Cuma, Mayıs 25, 2018

PASTANE POĞÇASI





Malzemeler
  • 1 su bardağı ılık süt
  • 1 paket yaş maya
  • 1 yemek kaşığı toz şeker
  • 1 tam yumurta, 1 yumurtanın akı (sarısı üzerine)
  • 1 tatlı kaşığı tuz
  • 125 gr yumuşamış tereyağı
  • 4 – 4. 5 su bardağı kadar un
Arası için:
  • Beyaz peynir yada kaşar peyniri
Üzeri için:
  • 1 yumurta sarısı
Hazırlanışı
  1. Süt soğuk ise ocakta ılıtılır ve karıştırma kabına alınır.
  2. Üzerine yaş maya ve toz şeker eklenir, karıştırarak eritilir.
  3. Daha sonra yumurta, oda ısısında yumuşamış margarin veya tereyağı ve tuz eklenerek karıştırılır.
  4. Yavaş yavaş kontrollü bir şekilde un eklenerek yumuşak bir hamur elde edilir.
  5. Üzeri kapatılarak sıcak bir ortamda 1 saat mayalanmaya bırakılır.
  6. Mayalanan hamur şöyle bir yoğurularak söndürülür.
  7. Mandalina büyüklüğünde parçalar alınarak yuvarlanır.
  8. Arasına peynir koyularak kapatılır.
  9. Yağlı kağıt serili tepsiye dizilir.
  10. Üzeri için yumurta sarısı ve pudra şekeri karıştırılır.
  11. Poğaçaların üzerine sürülür.
  12. Çatal ile çizikler atılır.
  13. Önceden ısıtılmış 180 derece fırında 35-40 dk kızarana kadar pişirilir
  14. . Yumuş yumuş poğaçalar hazır.

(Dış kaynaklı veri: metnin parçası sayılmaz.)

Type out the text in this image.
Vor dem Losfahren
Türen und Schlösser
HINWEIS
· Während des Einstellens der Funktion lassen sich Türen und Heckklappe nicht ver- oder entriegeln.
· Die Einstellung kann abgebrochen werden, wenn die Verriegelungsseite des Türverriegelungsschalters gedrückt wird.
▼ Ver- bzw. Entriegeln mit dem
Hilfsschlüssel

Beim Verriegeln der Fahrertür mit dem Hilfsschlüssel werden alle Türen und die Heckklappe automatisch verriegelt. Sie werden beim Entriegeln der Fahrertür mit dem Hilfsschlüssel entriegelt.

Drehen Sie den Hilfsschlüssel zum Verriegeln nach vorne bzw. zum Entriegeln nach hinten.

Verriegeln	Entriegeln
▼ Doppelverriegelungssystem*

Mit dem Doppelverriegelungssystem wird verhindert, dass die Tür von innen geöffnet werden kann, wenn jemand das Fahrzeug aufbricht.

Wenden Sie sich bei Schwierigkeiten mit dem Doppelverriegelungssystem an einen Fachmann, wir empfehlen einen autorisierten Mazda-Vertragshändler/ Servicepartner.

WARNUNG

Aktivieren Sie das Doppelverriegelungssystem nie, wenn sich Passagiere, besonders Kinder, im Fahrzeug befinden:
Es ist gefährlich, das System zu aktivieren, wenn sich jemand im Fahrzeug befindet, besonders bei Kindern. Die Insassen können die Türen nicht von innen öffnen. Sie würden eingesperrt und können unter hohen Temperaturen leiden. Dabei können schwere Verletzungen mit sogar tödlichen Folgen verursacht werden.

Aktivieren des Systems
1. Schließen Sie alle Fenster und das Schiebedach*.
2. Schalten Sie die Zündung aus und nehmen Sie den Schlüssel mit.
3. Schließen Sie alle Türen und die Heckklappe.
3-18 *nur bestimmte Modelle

Üzerine nemli bir bez örterseniz yumuşaklığını muhafaza edecektir. 
http://www.nefisyemektarifleri.com/video/sariyer-pogaca-videosu/

Pazar, Mayıs 20, 2018

FINDIKLI KURAİYE


Malzemeler

1 su bardağı tuzsuz fındık
1/2 su bardağı pudra şekeri 1/2 çay bardağı sıvı yağ 1su bardağı un (artı 1 yemek kaşığı )

Hazırlanışı

Fındıkları rondoya alın ve toz haline getirin daha sonra rondaki fındıkların üzerine pudra şekerini de ilave edipe tekrar rondayı çalıştıralım malzemeler iyice karışınca rondayı kapatıp içindekileri yoğurma kabına alalım. Üzerine sıvı yağı ilave edip kaşıkla iyice karıştıralım. Sonra unu da ilave edip kıyır kıyır ve yumuşak bir hamur olana kadar karıştıralım. Yağlanmış tepsiye ceviz büyüklüğünce toplar yapıp dizelim. Üzerlerine arzu edilirse bir fındık ekleyip fırına verelim. 150 dereceli fırında 10 dakika pişirip (süreyi aşarsanız kurabiyeler sertleşir) fırını kapatalım. Fırının içinde yaklaşık 4-5 dakika daha tutup tepsiyi fırından çıkaralım.

Cumartesi, Mayıs 19, 2018

SEBZE FIRINDA VE TEPSİ KÖFTESİ







Malzemeler

Sebze miktarları tepsinizin büyüklüğüne göre veya kişi sayısına göre ayarlanır. 

Bu tepside 

4 adet patlıcan
3 adet patates
8 adet çarliston biber
4 adet salçalık kırmızı biber

Sosu

1 yemek kaşığı domates salçası
1 yemek kaşığı biber salçası
yarım su bardağı zeytinyağı
1 bardak su 200ml
tuz, karabiber

Aslında sebzeleri tepsiye dizerken bir köfte, bir dilim patlıcan, bir dilim patates, bir biber olarak dizilince daha lezzetli oluyor. Ben vakit dar olduğu için uğraşıp köfte şekline getiremedim köfteyi tepsiye yaydım. Siz köfteli denerseniz daha lezzetli bulacaksınız. 

Hazırlanışı

Patlıcanlar alacalı soyulup tuzlu suda bekletilir, Patetes soyulup halka halka orta kalınlıkta doğranır. Biberler önce uzunlamasına ikiye ayrılır çekirkek kısmı çıkarılıp enlemesine ikiye bölünür tüm malzeme hazırlanınca yağlanmış fırın tepsisine sıra ile bir patlıcan, bir patates, bir biber olarak dizilir. Bir çorba kasesine 1 yemek kaşığı domates salçası, 1 yemek kaşığı biber salçası, yarım su bardağı zeytinyağı, tuz, karabiber 1 bardak su ilave edilip iyice karıştırılır salça dağılır bu karışımdan sebzelerin üzerine kaşık kaşık dökülerek sebzelerin üzeri bu sıvı ile kaplanır ve 190 dereceli fırında yaklaşık sebzeler pişene kadar yaklaşık 40 dakika pişirilir. 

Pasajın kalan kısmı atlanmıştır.